An amended complaint was filed on August 23, 2005 alleging claims of fraud, negligent concealment, unjust enrichment and breach of contract, all based on the investments made in the seven months from September 2000 to March 2001.

I. Personal Jurisdiction as to Judith Kingsford

Judith Kingsford played no role in the alleged fraudulent scheme, but she is said to be a transferee of funds fraudulently obtained by her husband Daniel from both Devinsky and the Estate. Devinsky pursues her under three theories: (1) constructive fraudulent conveyance pursuant to § 273 of the N.Y. Debtor and Creditor Law; (2) actual intent to defraud creditors under § 276 of the N.Y. Debtor and Creditor Law; and (3) common law unjust enrichment. (See Am. Compl. ¶¶ 119-134.) Judith now moves to dismiss these claims for lack of personal jurisdiction pursuant to Federal Rule of Civil Procedure 56(b). She contends that Plaintiff has failed to demonstrate that she was a participant in the alleged fraudulent scheme that Kingsford used to convert the Plaintiff's funds or that she had any knowledge, actual or implied, of Kingsford's scheme. She argues that there is simply no proof that she did anything in the State of New York in connection with those transfers, sufficient to ground the Court's personal jurisdiction as a matter of law. Judith's motion for summary judgment is granted and all claims against her are dismissed.

Judith Kingsford is a Florida domiciliary and has no contacts or business in New York. To be subject to New York long-arm jurisdiction, N.Y. C.P.L.R. § 302(a)(2), she must have engaged in tortious conduct within New York.

It is settled, however, that passive receipt of allegedly stolen funds, absent evidence of knowledge or intent, is an inadequate basis for the court's exercise of personal jurisdiction under § 302(a)(2). Langenberg v. Sofair, No. 03 Civ. 8339 (KMK), 2006 WL 2628348, at **2-5 (S.D.N.Y. Sept. 11, 2006).

At this stage, after extensive discovery, Devinsky is able to produce no evidence of Judith's knowledge of the fraudulent scheme. Instead, Devinsky proffers only conclusory and speculative statements pertaining to Judith's cognizance of the wrongfulness of the transfers. At trial, he claims he will be able to impeach Judith to demonstrate her lack of credibility on this issue. (P56.1 JK ¶ 16, 18). The desire to cross-examine a witness at trial is not a substitute for establishing material facts sufficient to survive summary judgment scrutiny and cannot serve as the basis for jurisdiction. See Nat'l Union Fire Ins. Co. of Pittsburgh v. Argonaut Ins. Co., 701 F.2d 95, 96 (C.D. Cal. 1983) ("[N]either the desire to cross-examine an affiant nor an unspecified hope of undermining his or her credibility suffices to avert summary judgment.").

II. Executor Defendants

Plaintiff's lone claim against the Executor Defendants in their individual capacity is the third claim for relief, entitled "Negligence" in the both the original and amended complaints. Plaintiff alleges that "Blumenthal and Hoey are individually liable for the torts committed in the course of the administration of the Estate because they failed to exercise reasonable care, diligence and prudence." (Am. Compl. ¶ 109.) In their summary judgment brief, the Executor Defendants assert, inter alia, a statute of limitations defense against this negligence claim. In his opposition, Devinsky urges the Court to consider that his negligence claim has been amended on the fly to a claim for breach of fiduciary duty. The Court will not allow this.

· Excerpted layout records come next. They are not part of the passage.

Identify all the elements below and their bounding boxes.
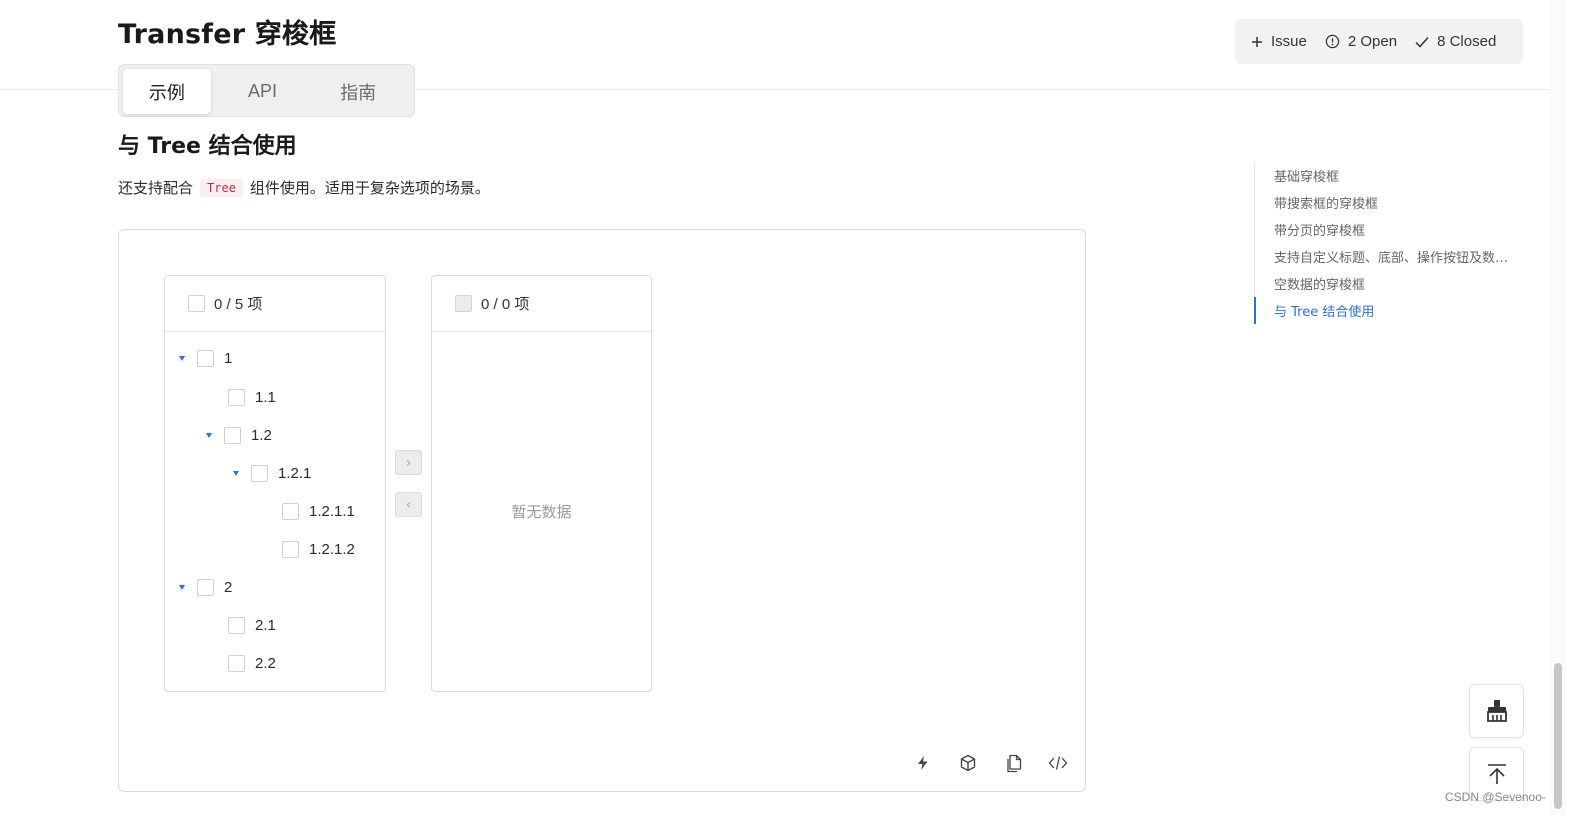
tab-examples[interactable]: 示例 bbox=[123, 69, 211, 114]
tree-node-label: 1.2 bbox=[251, 426, 272, 444]
tree-node[interactable]: 1 bbox=[179, 346, 232, 370]
tree-node-label: 1.1 bbox=[255, 388, 276, 406]
tree-node-checkbox[interactable] bbox=[224, 426, 241, 444]
source-select-all-checkbox[interactable] bbox=[188, 295, 205, 312]
tree-node-checkbox[interactable] bbox=[228, 654, 245, 672]
tree-node-label: 1.2.1.2 bbox=[309, 540, 355, 558]
tree-node-label: 2.1 bbox=[255, 616, 276, 634]
tree-node-label: 1 bbox=[224, 349, 233, 367]
tree-node-checkbox[interactable] bbox=[282, 540, 299, 558]
source-panel-header: 0 / 5 项 bbox=[165, 276, 385, 332]
tree-node-checkbox[interactable] bbox=[282, 502, 299, 520]
tree-node[interactable]: 1.2 bbox=[206, 423, 272, 447]
code-icon[interactable] bbox=[1047, 752, 1069, 774]
section-description: 还支持配合 Tree 组件使用。适用于复杂选项的场景。 bbox=[118, 177, 490, 198]
tree-node[interactable]: 2.1 bbox=[228, 613, 276, 637]
closed-issues-label: 8 Closed bbox=[1437, 33, 1497, 50]
tree-node-label: 2 bbox=[224, 578, 233, 596]
info-circle-icon bbox=[1325, 34, 1340, 49]
demo-actions bbox=[912, 752, 1092, 774]
toc-item-empty[interactable]: 空数据的穿梭框 bbox=[1255, 270, 1520, 297]
empty-data-text: 暂无数据 bbox=[511, 503, 572, 521]
move-to-left-button[interactable]: ‹ bbox=[395, 492, 422, 517]
transfer-target-panel: 0 / 0 项 暂无数据 bbox=[431, 275, 652, 692]
target-count-label: 0 / 0 项 bbox=[481, 296, 530, 313]
target-panel-header: 0 / 0 项 bbox=[432, 276, 651, 332]
toc-item-basic[interactable]: 基础穿梭框 bbox=[1255, 162, 1520, 189]
toc-item-pagination[interactable]: 带分页的穿梭框 bbox=[1255, 216, 1520, 243]
tree-node[interactable]: 1.2.1 bbox=[233, 461, 311, 485]
tree-node-checkbox[interactable] bbox=[228, 616, 245, 634]
tree-node-label: 2.2 bbox=[255, 654, 276, 672]
open-issues-label: 2 Open bbox=[1347, 33, 1398, 50]
plus-icon bbox=[1252, 36, 1262, 47]
issue-bar: Issue 2 Open 8 Closed bbox=[1235, 19, 1523, 64]
cube-icon[interactable] bbox=[957, 752, 979, 774]
chevron-right-icon: › bbox=[405, 454, 412, 471]
new-issue-label: Issue bbox=[1271, 33, 1307, 50]
caret-down-icon[interactable] bbox=[179, 584, 185, 590]
caret-down-icon[interactable] bbox=[179, 355, 185, 361]
doc-tabs: 示例 API 指南 bbox=[118, 64, 415, 117]
tree-node[interactable]: 1.1 bbox=[228, 385, 276, 409]
desc-text-before: 还支持配合 bbox=[118, 179, 194, 197]
open-issues-link[interactable]: 2 Open bbox=[1325, 33, 1397, 50]
toc-item-custom[interactable]: 支持自定义标题、底部、操作按钮及数… bbox=[1255, 243, 1520, 270]
caret-down-icon[interactable] bbox=[206, 432, 212, 438]
tree-node-label: 1.2.1.1 bbox=[309, 502, 355, 520]
toc-item-tree[interactable]: 与 Tree 结合使用 bbox=[1254, 297, 1519, 324]
tab-guide[interactable]: 指南 bbox=[314, 69, 402, 114]
section-title: 与 Tree 结合使用 bbox=[118, 134, 297, 159]
tree-node[interactable]: 2.2 bbox=[228, 651, 276, 675]
tab-api[interactable]: API bbox=[219, 69, 307, 114]
inline-code-tree: Tree bbox=[200, 178, 243, 197]
caret-down-icon[interactable] bbox=[233, 470, 239, 476]
back-to-top-icon bbox=[1487, 764, 1506, 784]
table-of-contents: 基础穿梭框 带搜索框的穿梭框 带分页的穿梭框 支持自定义标题、底部、操作按钮及数… bbox=[1254, 162, 1520, 324]
chevron-left-icon: ‹ bbox=[405, 496, 412, 513]
copy-icon[interactable] bbox=[1002, 752, 1024, 774]
tree-node[interactable]: 1.2.1.1 bbox=[282, 499, 355, 523]
tree-node[interactable]: 1.2.1.2 bbox=[282, 537, 355, 561]
brush-icon bbox=[1486, 700, 1507, 722]
page-scrollbar-thumb[interactable] bbox=[1554, 663, 1562, 809]
check-icon bbox=[1415, 36, 1429, 48]
tree-node[interactable]: 2 bbox=[179, 575, 232, 599]
desc-text-after: 组件使用。适用于复杂选项的场景。 bbox=[249, 179, 490, 197]
theme-brush-button[interactable] bbox=[1469, 684, 1524, 738]
closed-issues-link[interactable]: 8 Closed bbox=[1415, 33, 1496, 50]
tree-node-checkbox[interactable] bbox=[197, 349, 214, 367]
tree-node-label: 1.2.1 bbox=[278, 464, 312, 482]
tree-node-checkbox[interactable] bbox=[228, 388, 245, 406]
tree-node-checkbox[interactable] bbox=[197, 578, 214, 596]
watermark: CSDN @Sevenoo- bbox=[1445, 790, 1546, 804]
source-count-label: 0 / 5 项 bbox=[214, 296, 263, 313]
tree-node-checkbox[interactable] bbox=[251, 464, 268, 482]
lightning-icon[interactable] bbox=[912, 752, 934, 774]
toc-item-search[interactable]: 带搜索框的穿梭框 bbox=[1255, 189, 1520, 216]
new-issue-button[interactable]: Issue bbox=[1251, 33, 1307, 50]
target-select-all-checkbox[interactable] bbox=[455, 295, 472, 312]
move-to-right-button[interactable]: › bbox=[395, 450, 422, 475]
page-title: Transfer 穿梭框 bbox=[118, 19, 337, 50]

The Complaint has been amended once. Discovery has proceeded over an extended time. Now, in response to a motion for summary judgment, Devinsky wants another amendment. "It is black letter law that a party may not raise new claims for the first time in opposition to summary judgment." Beckman v. U.S. Postal Serv., 79 F. Supp. 2d 394, 407-08 (S.D.N.Y. 2000); see Bush v. Fordham Univ., 452 F. Supp. 2d 394, 406 (S.D.N.Y. 2006) ("[C]courts in this district have consistently ruled that it is inappropriate to raise new claims for the first time in opposition to summary judgment.") (internal quotations omitted).

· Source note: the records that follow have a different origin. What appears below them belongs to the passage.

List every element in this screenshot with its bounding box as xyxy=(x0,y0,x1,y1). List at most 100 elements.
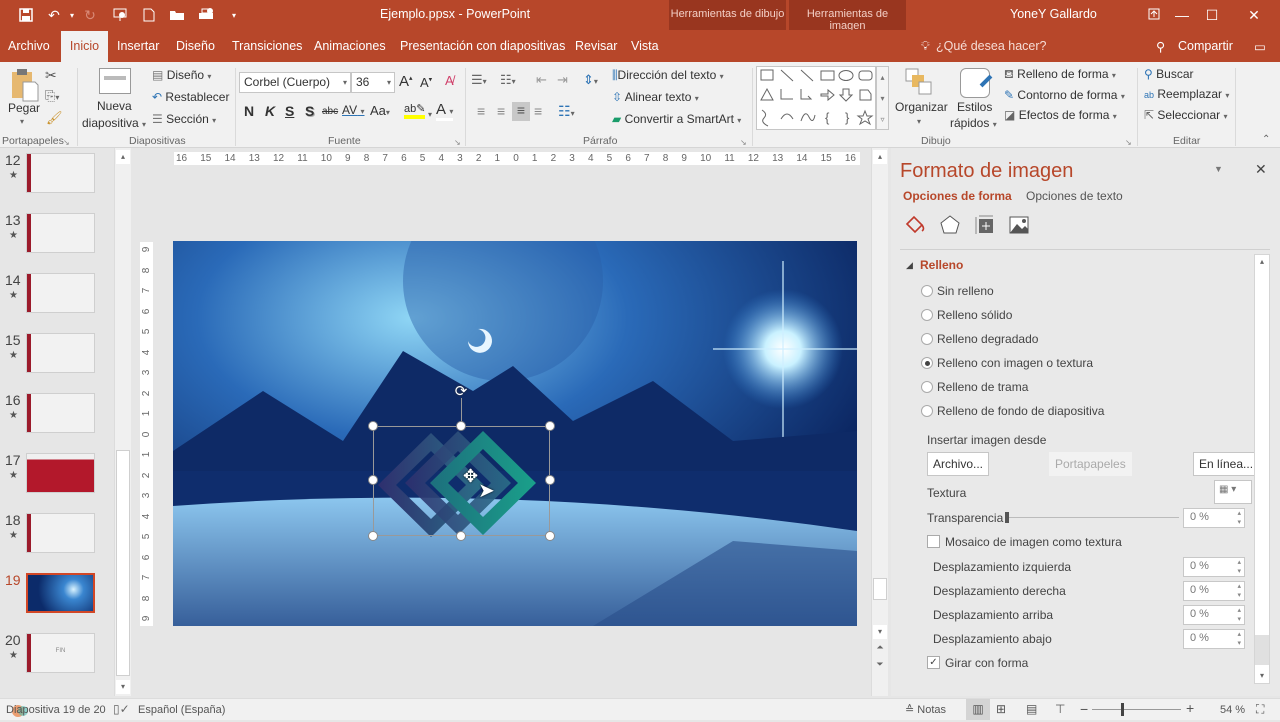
drawing-launcher-icon[interactable]: ↘ xyxy=(1125,138,1132,147)
increase-font-icon[interactable]: A▴ xyxy=(399,73,413,90)
print-icon[interactable] xyxy=(196,5,216,25)
tab-vista[interactable]: Vista xyxy=(631,39,659,53)
select-button[interactable]: ⇱ Seleccionar ▾ xyxy=(1144,108,1227,122)
resize-handle-ne[interactable] xyxy=(545,421,555,431)
zoom-in-button[interactable]: + xyxy=(1186,700,1194,716)
quick-styles-icon[interactable] xyxy=(960,68,993,98)
align-center-icon[interactable]: ≡ xyxy=(497,103,505,119)
fill-option-radio[interactable] xyxy=(921,405,933,417)
tab-archivo[interactable]: Archivo xyxy=(8,39,50,53)
resize-handle-s[interactable] xyxy=(456,531,466,541)
paste-dropdown-icon[interactable]: ▾ xyxy=(20,117,24,126)
paragraph-launcher-icon[interactable]: ↘ xyxy=(740,138,747,147)
fill-option-radio[interactable] xyxy=(921,285,933,297)
underline-button[interactable]: S xyxy=(285,103,294,119)
tab-diseno[interactable]: Diseño xyxy=(176,39,215,53)
paste-button[interactable]: Pegar xyxy=(8,101,40,115)
online-button[interactable]: En línea... xyxy=(1193,452,1260,476)
reset-button[interactable]: ↶ Restablecer xyxy=(152,90,229,104)
rotate-handle-icon[interactable]: ⟳ xyxy=(452,383,470,401)
highlight-icon[interactable]: ab✎ xyxy=(404,102,426,119)
scroll-down-icon[interactable]: ▾ xyxy=(1255,669,1269,683)
shape-effects-button[interactable]: ◪ Efectos de forma ▾ xyxy=(1004,108,1117,122)
pane-scroll-track[interactable] xyxy=(1255,635,1269,665)
tab-revisar[interactable]: Revisar xyxy=(575,39,617,53)
resize-handle-e[interactable] xyxy=(545,475,555,485)
layout-button[interactable]: ▤ Diseño ▾ xyxy=(152,68,211,82)
zoom-level[interactable]: 54 % xyxy=(1220,704,1245,716)
pane-scrollbar[interactable]: ▴ ▾ xyxy=(1254,254,1270,684)
pane-close-icon[interactable]: ✕ xyxy=(1255,161,1267,178)
slide-thumbnail[interactable] xyxy=(26,513,95,553)
scroll-up-icon[interactable]: ▴ xyxy=(873,150,887,164)
increase-indent-icon[interactable]: ⇥ xyxy=(557,72,568,88)
justify-icon[interactable]: ≡ xyxy=(534,103,542,119)
fill-option-radio[interactable] xyxy=(921,357,933,369)
canvas-scrollbar[interactable]: ▴ ▾ ⏶ ⏷ xyxy=(871,148,888,696)
thumbnails-scroll-thumb[interactable] xyxy=(116,450,130,676)
pane-options-dropdown-icon[interactable]: ▼ xyxy=(1214,164,1223,174)
shapes-gallery-scroll[interactable]: ▴ ▾ ▿ xyxy=(876,66,889,130)
texture-picker[interactable]: ▦ ▾ xyxy=(1214,480,1252,504)
font-size-select[interactable]: 36 ▾ xyxy=(351,72,395,93)
notes-button[interactable]: ≙ Notas xyxy=(905,703,946,716)
slide-sorter-icon[interactable]: ⊞ xyxy=(996,702,1006,716)
clear-formatting-icon[interactable]: A̸ xyxy=(445,73,454,88)
bold-button[interactable]: N xyxy=(244,103,254,119)
language-status[interactable]: Español (España) xyxy=(138,704,225,716)
decrease-indent-icon[interactable]: ⇤ xyxy=(536,72,547,88)
ribbon-display-options-icon[interactable] xyxy=(1141,4,1167,26)
tab-transiciones[interactable]: Transiciones xyxy=(232,39,302,53)
slide-thumbnail[interactable] xyxy=(26,573,95,613)
share-person-icon[interactable]: ⚲ xyxy=(1156,39,1165,54)
highlight-dropdown-icon[interactable]: ▾ xyxy=(428,106,432,120)
resize-handle-n[interactable] xyxy=(456,421,466,431)
char-spacing-button[interactable]: AV ▾ xyxy=(342,103,364,117)
scroll-down-icon[interactable]: ▾ xyxy=(116,680,130,694)
copy-icon[interactable]: ⎘▾ xyxy=(45,88,59,104)
zoom-slider-thumb[interactable] xyxy=(1121,703,1124,716)
offset-input[interactable]: 0 % xyxy=(1183,557,1245,577)
slideshow-view-icon[interactable]: ⊤ xyxy=(1055,702,1065,716)
fill-option-label[interactable]: Relleno con imagen o textura xyxy=(937,356,1093,370)
normal-view-icon[interactable]: ▥ xyxy=(966,699,990,720)
arrange-dropdown-icon[interactable]: ▾ xyxy=(917,117,921,126)
collapse-ribbon-icon[interactable]: ⌃ xyxy=(1262,134,1270,145)
slideshow-icon[interactable] xyxy=(110,5,130,25)
comments-icon[interactable]: ▭ xyxy=(1254,39,1266,54)
scroll-up-icon[interactable]: ▴ xyxy=(1255,255,1269,269)
undo-icon[interactable]: ↶ xyxy=(44,5,64,25)
numbering-icon[interactable]: ☷▾ xyxy=(500,72,516,88)
zoom-slider-track[interactable] xyxy=(1092,709,1181,710)
close-window-button[interactable]: ✕ xyxy=(1241,4,1267,26)
shape-fill-button[interactable]: ⛾ Relleno de forma ▾ xyxy=(1004,67,1116,83)
offset-input[interactable]: 0 % xyxy=(1183,581,1245,601)
tab-shape-options[interactable]: Opciones de forma xyxy=(903,189,1012,203)
fill-option-label[interactable]: Relleno sólido xyxy=(937,308,1012,322)
decrease-font-icon[interactable]: A▾ xyxy=(420,75,432,90)
tab-text-options[interactable]: Opciones de texto xyxy=(1026,189,1123,203)
fill-option-radio[interactable] xyxy=(921,381,933,393)
picture-icon[interactable] xyxy=(1008,214,1030,236)
strikethrough-button[interactable]: abc xyxy=(322,106,338,117)
reading-view-icon[interactable]: ▤ xyxy=(1026,702,1037,716)
offset-input[interactable]: 0 % xyxy=(1183,605,1245,625)
fill-option-label[interactable]: Relleno degradado xyxy=(937,332,1038,346)
maximize-button[interactable]: ☐ xyxy=(1199,4,1225,26)
font-name-select[interactable]: Corbel (Cuerpo) ▾ xyxy=(239,72,351,93)
tell-me-search[interactable]: ¿Qué desea hacer? xyxy=(936,39,1047,53)
paste-icon[interactable] xyxy=(11,68,39,102)
scroll-down-icon[interactable]: ▾ xyxy=(873,625,887,639)
slide-thumbnail[interactable] xyxy=(26,393,95,433)
new-file-icon[interactable] xyxy=(139,5,159,25)
slide-thumbnail[interactable] xyxy=(26,153,95,193)
font-launcher-icon[interactable]: ↘ xyxy=(454,138,461,147)
offset-input[interactable]: 0 % xyxy=(1183,629,1245,649)
share-button[interactable]: Compartir xyxy=(1178,39,1233,53)
redo-icon[interactable]: ↻ xyxy=(80,5,100,25)
tile-checkbox[interactable] xyxy=(927,535,940,548)
change-case-button[interactable]: Aa▾ xyxy=(370,103,390,118)
align-right-icon[interactable]: ≡ xyxy=(512,102,530,121)
slide-thumbnail[interactable]: FIN xyxy=(26,633,95,673)
transparency-input[interactable]: 0 % xyxy=(1183,508,1245,528)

While Devinsky claims that the "essence" of the claim is for breach of fiduciary duty, (Pl.'s Mem. Opp. ED at 17), the Complaint uses terms and standards that are plainly negligence-based-the words "negligence", "reasonable care", "diligence", and "prudence" are used repeatedly in the claim; the word "fiduciary" is never mentioned. "Although a complaint need not correctly plead every legal theory supporting the claim, at the very least, plaintiff must set forth facts that will allow each party to tailor its discovery to prepare an appropriate defense." Bush, 452 F. Supp. 2d at 406 (citing Beckman, 79 F. Supp. 2d at 408). Nothing in the amended complaint gave the Executor Defendants fair notice that Devinsky was asserting a breach of fiduciary duty claim against them.*fn13

Defendants raise substantial arguments against the Plaintiff's negligence claim. Rather than address them, Devinsky proposes to shift gears. The amendment will not be permitted and the Court takes Devinsky at his own word and dismisses his negligence claim as to Defendants Blumenthal and Hoey.

III. All Other Motions by Defendants and Plaintiff

Devinsky has multiple claims, with multiple theories, against multiple parties, all in an effort to get his money back. Defendants moved for summary judgment on various of the claims. The motions raise factual questions, such as whether there was insolvency, and if so, when; and whether certain actions were taken with intent. Indeed, there are myriad questions of facts which arise out of these complex real estate transactions which preclude summary judgment. Accordingly, the motions are denied. Specifically, all motions by Daniel Kingsford and Goldie Rotenberg are denied; as are the motions by the Estate and the Real Estate Defendants. Devinsky moves for partial summary judgment based on various concessions made by some Defendants. Devinsky's motions are denied as well.

Since this lawsuit will continue, the Defendants suggest that the remaining matters be transferred to Surrogate's Court, pursuant to the federal probate exception. That argument is denied. The matters in litigation do not deal with the "probate or annulment of a will," nor do they deal with the disposition "of property that is in the custody of a state probate court." Marshall. v. Marshall, 547 U.S. 293, 311 (2006). Unless a plaintiff is seeking either of these narrowly defined goals, federal courts retain jurisdiction, even if doing so results in a judgment that is "intertwined" with and binding on State proceedings. Lefkowitz v. Bank of New York, 2007 WL 1839756 at *3 (2d Cir. June 28, 2007).


Judith Kingsford's motion to dismiss for want of personal jurisdiction is granted. The motion by the Executor Defendants, Blumenthal and Hoey, in their individual capacities to dismiss the negligence claim, is granted. All other motions are denied. The Court retains jurisdiction of this matter and it is not referred to Surrogate's Court. The Court notes the concessions made with regard to East-West 4 LLC as to liability, and invites the parties' submissions on the calculations of the appropriate interest rate.